The network gathered information on German troop movements by monitoring the railway system.
The Dame Blanche network was founded in 1916 by Walthère Dewé , an engineer working in a telegraph and telephone company in Brussels. The decision was prompted by the arrest and execution of Dewé's cousin, Dieudonné Lambrecht , who had himself founded an intelligence network codenamed "Lambrecht". In order to save the group, Dewé took control and developed it under the name Dame Blanche, with the assistance of his friend Herman Chauvin.
The network was initially affiliated with the British military intelligence service of Cecil Aylmer Cameron via Folkestone. After persistent infiltration by agents working for Colonel Walter Nicolai and Abteilung III b, the German counterintelligence service, La Dame Blanche transferred its allegiance to the British Secret Service (later known as MI6) station in Rotterdam, where their new handler was Captain Henry Landau. After the war, Mansfield Smith-Cumming, head of the Secret Service, estimated that Dame Blanche had supplied as much as 70 percent of all military intelligence collected by Allied intelligence services worldwide, not just that from German-occupied Belgium and northern France.[1]
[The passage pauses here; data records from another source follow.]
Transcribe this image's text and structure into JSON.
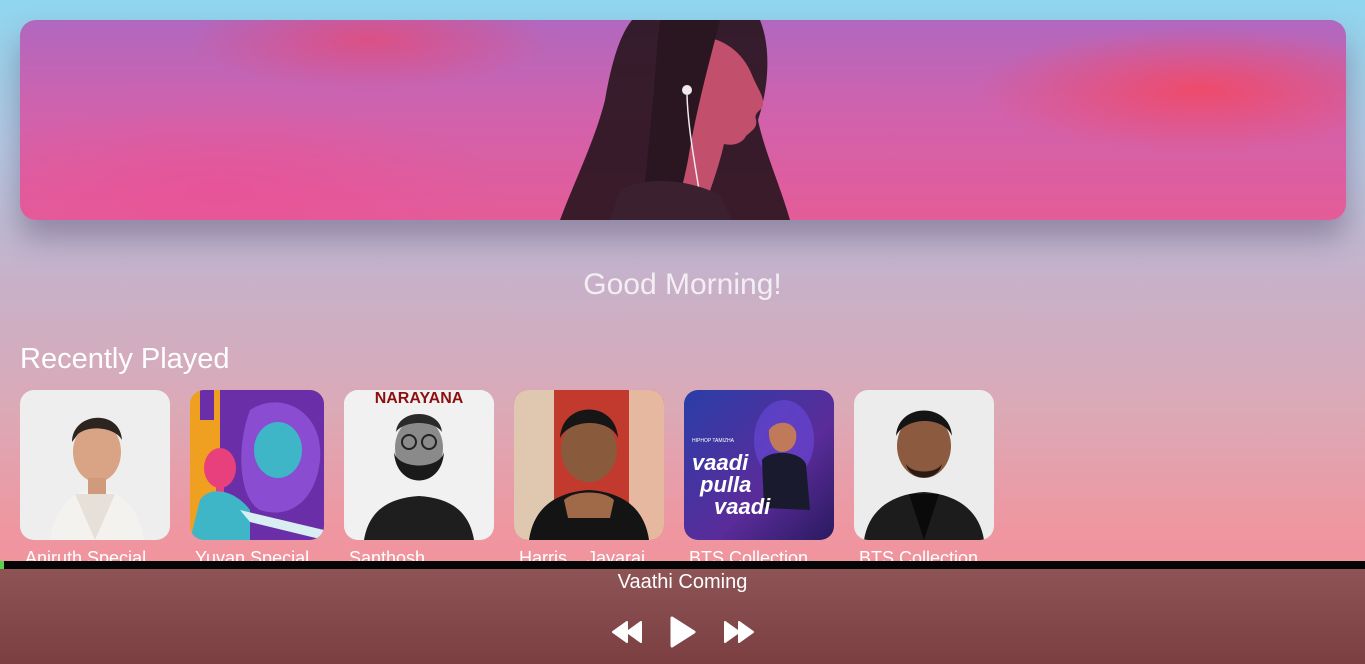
{
  "greeting": "Good Morning!",
  "recently_played": {
    "title": "Recently Played",
    "items": [
      {
        "label": "Aniruth Special"
      },
      {
        "label": "Yuvan Special"
      },
      {
        "label": "Santhosh"
      },
      {
        "label": "Harris    Jayaraj"
      },
      {
        "label": "BTS Collection"
      },
      {
        "label": "BTS Collection"
      }
    ],
    "art_text": {
      "santhosh_banner": "NARAYANA",
      "hiphop_small": "HIPHOP TAMIZHA",
      "hiphop_title_1": "vaadi",
      "hiphop_title_2": "pulla",
      "hiphop_title_3": "vaadi"
    }
  },
  "player": {
    "now_playing": "Vaathi Coming",
    "progress": 0.003,
    "controls": {
      "rewind_icon": "rewind-icon",
      "play_icon": "play-icon",
      "forward_icon": "fast-forward-icon"
    },
    "colors": {
      "progress_fill": "#59d34a",
      "track": "#050505",
      "bar_top": "#8f5557",
      "bar_bottom": "#7b3f42"
    }
  }
}
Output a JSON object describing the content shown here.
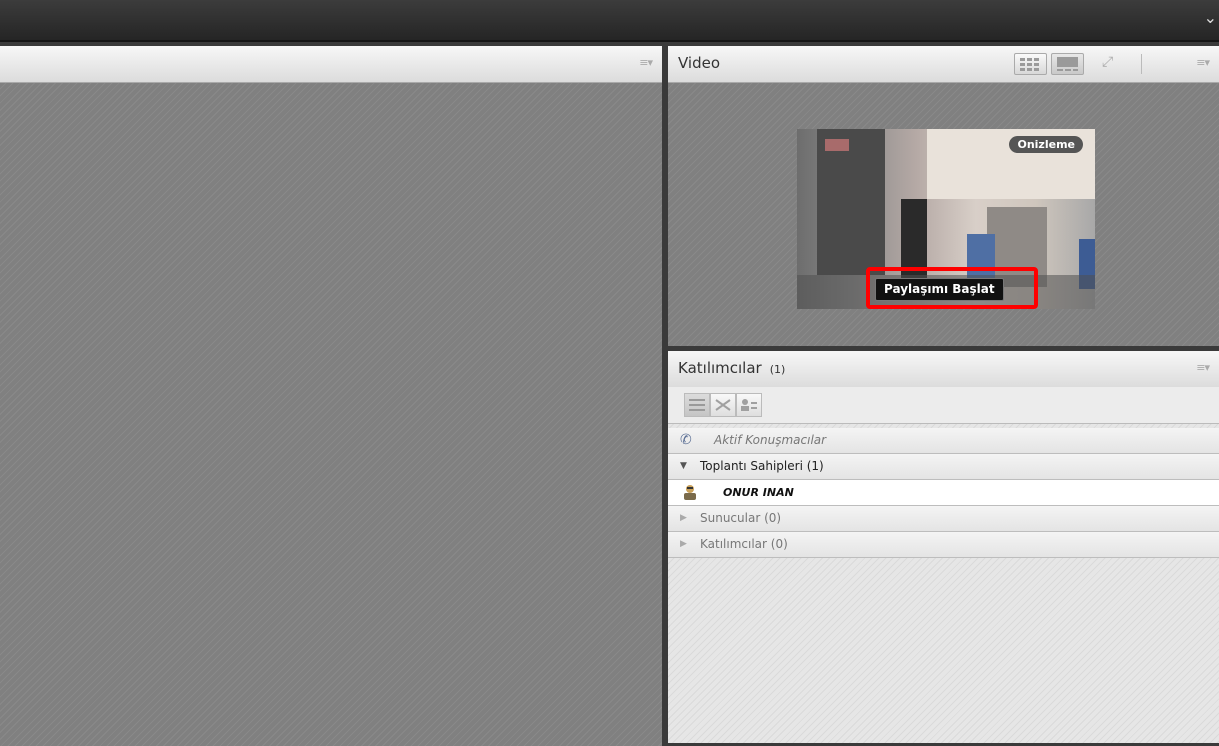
{
  "top_bar": {
    "chevron": "⌄"
  },
  "left_pod": {
    "menu_icon": "≡▾"
  },
  "video_pod": {
    "title": "Video",
    "menu_icon": "≡▾",
    "fullscreen_icon": "⤢",
    "preview_badge": "Onizleme",
    "start_share_label": "Paylaşımı Başlat",
    "highlight_color": "#ff0000"
  },
  "attendees_pod": {
    "title": "Katılımcılar",
    "count": "(1)",
    "menu_icon": "≡▾",
    "active_speakers_label": "Aktif Konuşmacılar",
    "groups": [
      {
        "label": "Toplantı Sahipleri (1)",
        "expanded": true,
        "members": [
          "ONUR INAN"
        ]
      },
      {
        "label": "Sunucular (0)",
        "expanded": false
      },
      {
        "label": "Katılımcılar (0)",
        "expanded": false
      }
    ],
    "view_buttons": [
      "list-view-icon",
      "network-view-icon",
      "user-detail-view-icon"
    ]
  }
}
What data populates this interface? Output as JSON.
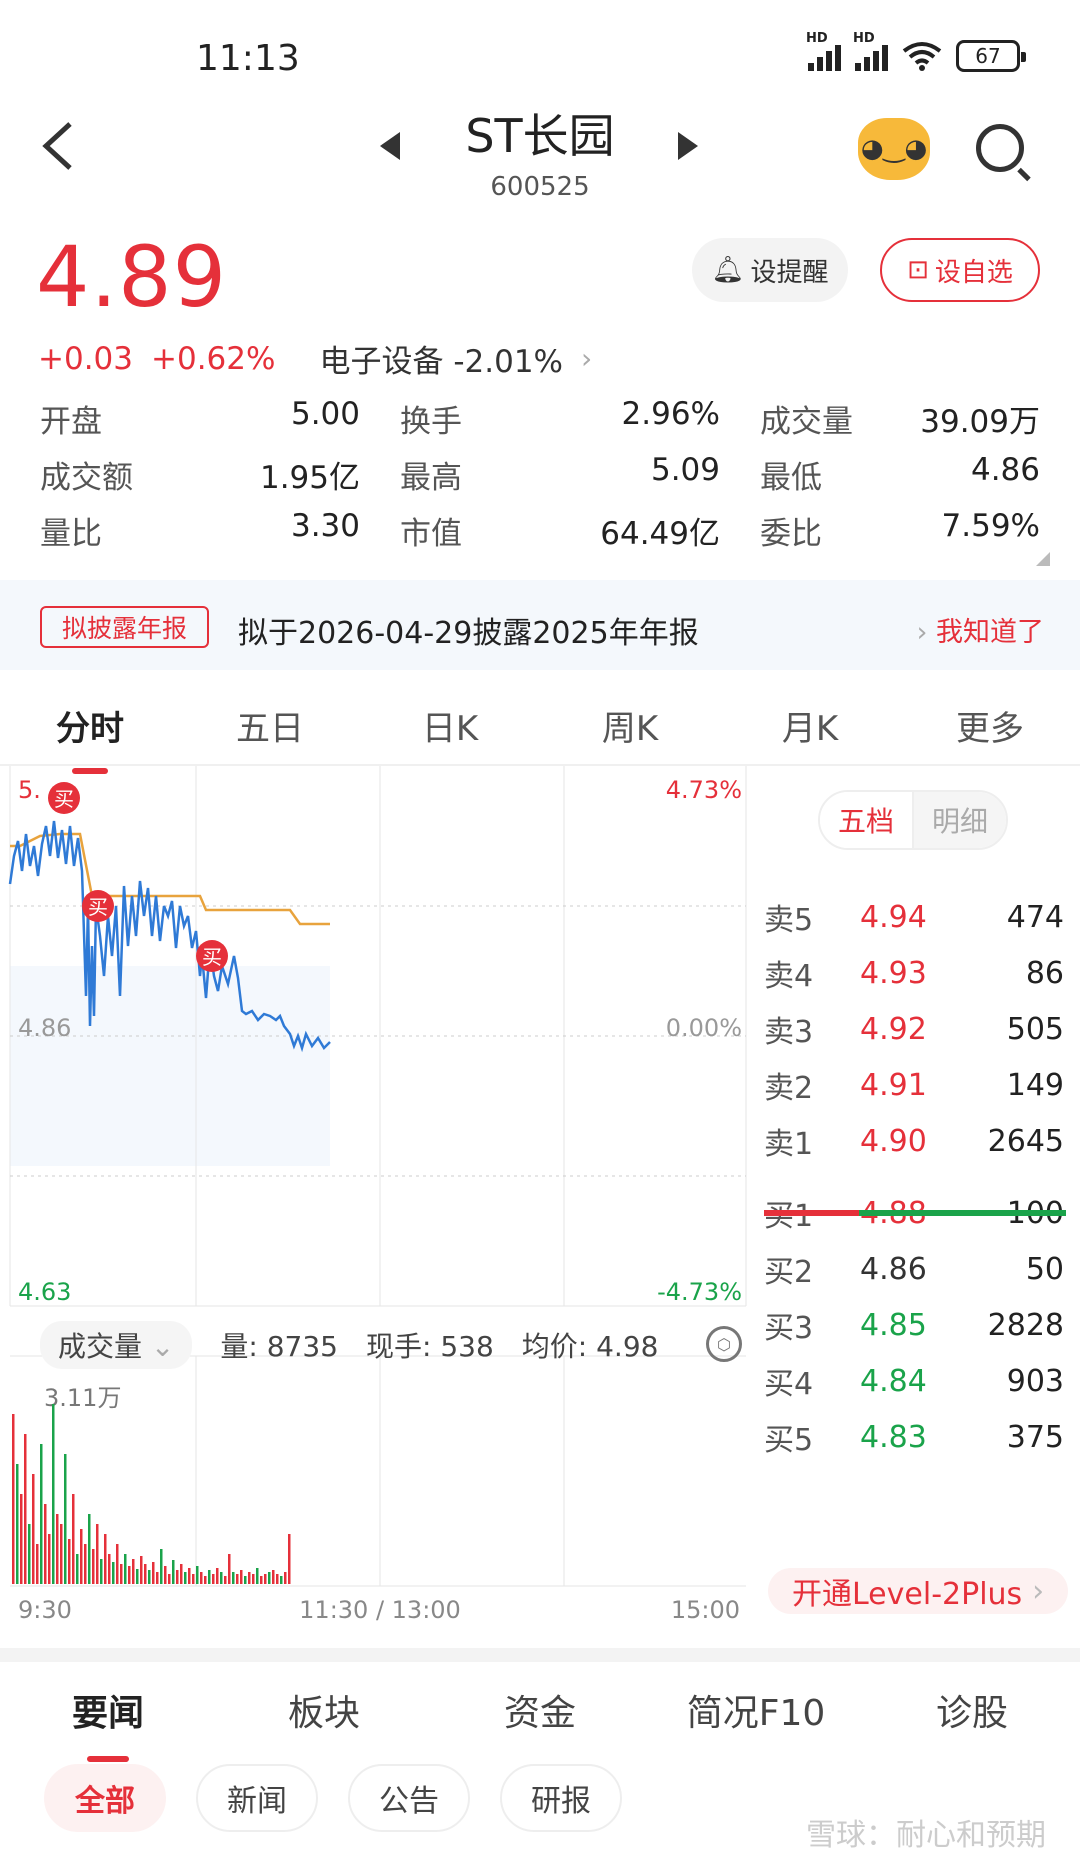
{
  "status": {
    "time": "11:13",
    "battery": "67",
    "hd1": "HD",
    "hd2": "HD"
  },
  "header": {
    "title": "ST长园",
    "code": "600525"
  },
  "quote": {
    "price": "4.89",
    "change": "+0.03",
    "change_pct": "+0.62%",
    "sector": "电子设备",
    "sector_pct": "-2.01%",
    "alert_label": "设提醒",
    "watch_label": "设自选"
  },
  "stats": [
    [
      {
        "label": "开盘",
        "value": "5.00",
        "color": "red"
      },
      {
        "label": "换手",
        "value": "2.96%",
        "color": "black"
      },
      {
        "label": "成交量",
        "value": "39.09万",
        "color": "black"
      }
    ],
    [
      {
        "label": "成交额",
        "value": "1.95亿",
        "color": "black"
      },
      {
        "label": "最高",
        "value": "5.09",
        "color": "red"
      },
      {
        "label": "最低",
        "value": "4.86",
        "color": "black"
      }
    ],
    [
      {
        "label": "量比",
        "value": "3.30",
        "color": "black"
      },
      {
        "label": "市值",
        "value": "64.49亿",
        "color": "black"
      },
      {
        "label": "委比",
        "value": "7.59%",
        "color": "red"
      }
    ]
  ],
  "notice": {
    "tag": "拟披露年报",
    "text": "拟于2026-04-29披露2025年年报",
    "ack": "我知道了"
  },
  "chart_tabs": [
    "分时",
    "五日",
    "日K",
    "周K",
    "月K",
    "更多"
  ],
  "chart": {
    "y_top": "5.",
    "y_mid": "4.86",
    "y_bottom": "4.63",
    "pct_top": "4.73%",
    "pct_mid": "0.00%",
    "pct_bottom": "-4.73%",
    "buy_marker": "买",
    "time_start": "9:30",
    "time_mid": "11:30 / 13:00",
    "time_end": "15:00"
  },
  "volume_bar": {
    "select": "成交量",
    "vol": "量: 8735",
    "now": "现手: 538",
    "avg": "均价: 4.98",
    "max_label": "3.11万"
  },
  "orderbook": {
    "toggle_on": "五档",
    "toggle_off": "明细",
    "rows": [
      {
        "label": "卖5",
        "price": "4.94",
        "vol": "474",
        "color": "red"
      },
      {
        "label": "卖4",
        "price": "4.93",
        "vol": "86",
        "color": "red"
      },
      {
        "label": "卖3",
        "price": "4.92",
        "vol": "505",
        "color": "red"
      },
      {
        "label": "卖2",
        "price": "4.91",
        "vol": "149",
        "color": "red"
      },
      {
        "label": "卖1",
        "price": "4.90",
        "vol": "2645",
        "color": "red"
      },
      {
        "label": "买1",
        "price": "4.88",
        "vol": "100",
        "color": "red"
      },
      {
        "label": "买2",
        "price": "4.86",
        "vol": "50",
        "color": "black"
      },
      {
        "label": "买3",
        "price": "4.85",
        "vol": "2828",
        "color": "green"
      },
      {
        "label": "买4",
        "price": "4.84",
        "vol": "903",
        "color": "green"
      },
      {
        "label": "买5",
        "price": "4.83",
        "vol": "375",
        "color": "green"
      }
    ],
    "level2": "开通Level-2Plus"
  },
  "news_tabs": [
    "要闻",
    "板块",
    "资金",
    "简况F10",
    "诊股"
  ],
  "chips": [
    "全部",
    "新闻",
    "公告",
    "研报"
  ],
  "watermark": "雪球：耐心和预期",
  "colors": {
    "red": "#e5303a",
    "green": "#1aa34a",
    "avg_line": "#e8a33d",
    "price_line": "#2f7ad6"
  }
}
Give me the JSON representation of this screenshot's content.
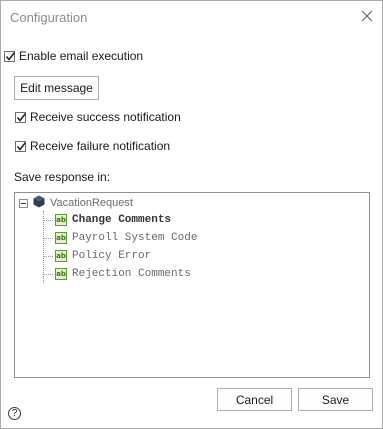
{
  "dialog": {
    "title": "Configuration",
    "close_icon": "close-icon"
  },
  "options": {
    "enable_email": {
      "label": "Enable email execution",
      "checked": true
    },
    "edit_message_label": "Edit message",
    "success_notification": {
      "label": "Receive success notification",
      "checked": true
    },
    "failure_notification": {
      "label": "Receive failure notification",
      "checked": true
    }
  },
  "response": {
    "heading": "Save response in:",
    "tree": {
      "root": {
        "label": "VacationRequest",
        "icon": "cube-icon",
        "expanded": true
      },
      "items": [
        {
          "label": "Change Comments",
          "icon": "ab-field-icon",
          "selected": true
        },
        {
          "label": "Payroll System Code",
          "icon": "ab-field-icon",
          "selected": false
        },
        {
          "label": "Policy Error",
          "icon": "ab-field-icon",
          "selected": false
        },
        {
          "label": "Rejection Comments",
          "icon": "ab-field-icon",
          "selected": false
        }
      ]
    }
  },
  "footer": {
    "cancel_label": "Cancel",
    "save_label": "Save",
    "help_symbol": "?"
  },
  "colors": {
    "field_icon_border": "#5a9a3a",
    "field_icon_fill": "#e4f3c4",
    "title_text": "#8a8a8a"
  }
}
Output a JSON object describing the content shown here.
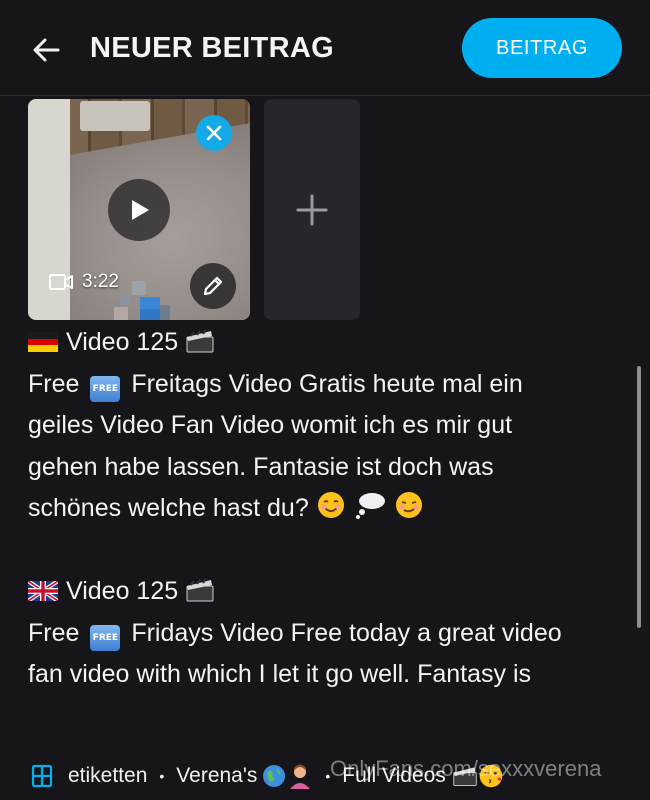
{
  "header": {
    "title": "NEUER BEITRAG",
    "post_button_label": "BEITRAG",
    "back_icon": "arrow-left-icon"
  },
  "media": {
    "duration": "3:22",
    "icons": [
      "play-icon",
      "close-icon",
      "video-camera-icon",
      "pencil-icon",
      "plus-icon"
    ]
  },
  "post": {
    "line1": "Video  125",
    "line2_a": "Free",
    "free_badge": "FREE",
    "line2_b": "Freitags Video Gratis heute mal ein",
    "line3": "geiles Video Fan Video womit ich es mir gut",
    "line4": "gehen habe lassen. Fantasie ist doch was",
    "line5": "schönes welche hast du?",
    "line7": "Video 125",
    "line8_a": "Free",
    "line8_b": "Fridays Video Free today a great video",
    "line9": "fan video with which I let it go well. Fantasy is"
  },
  "tags": {
    "label": "etiketten",
    "item1": "Verena's",
    "item2": "Full Videos",
    "watermark": "OnlyFans.com/sexxxverena"
  },
  "colors": {
    "accent": "#00aff0",
    "background": "#16161a",
    "tile": "#26272c"
  }
}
By the end of the war, its 1,300 agents covered all of occupied Belgium, northern France and – through a collaboration with Louise de Bettignies' network – occupied Luxembourg. The network was known for its high proportion of female members; women may have made up as much as 30 percent of its total personnel.[2]
During the second German occupation of Belgium in World War II, Dewé used the experience of the Dame Blanche network to start a new network, codenamed Clarence,[3][4] to which several former members of Dame Blanche belonged.[5] He was shot and killed while trying to avoid capture by the Germans in January[5] 1944.[6]
A monument to the Dame Blanche resistance organisation has been built near the city of Liège. It is the Chapelle Saint-Maurice (mémorial Walthère Dewé), Rue Coupée 94, Liège, Belgium.[7]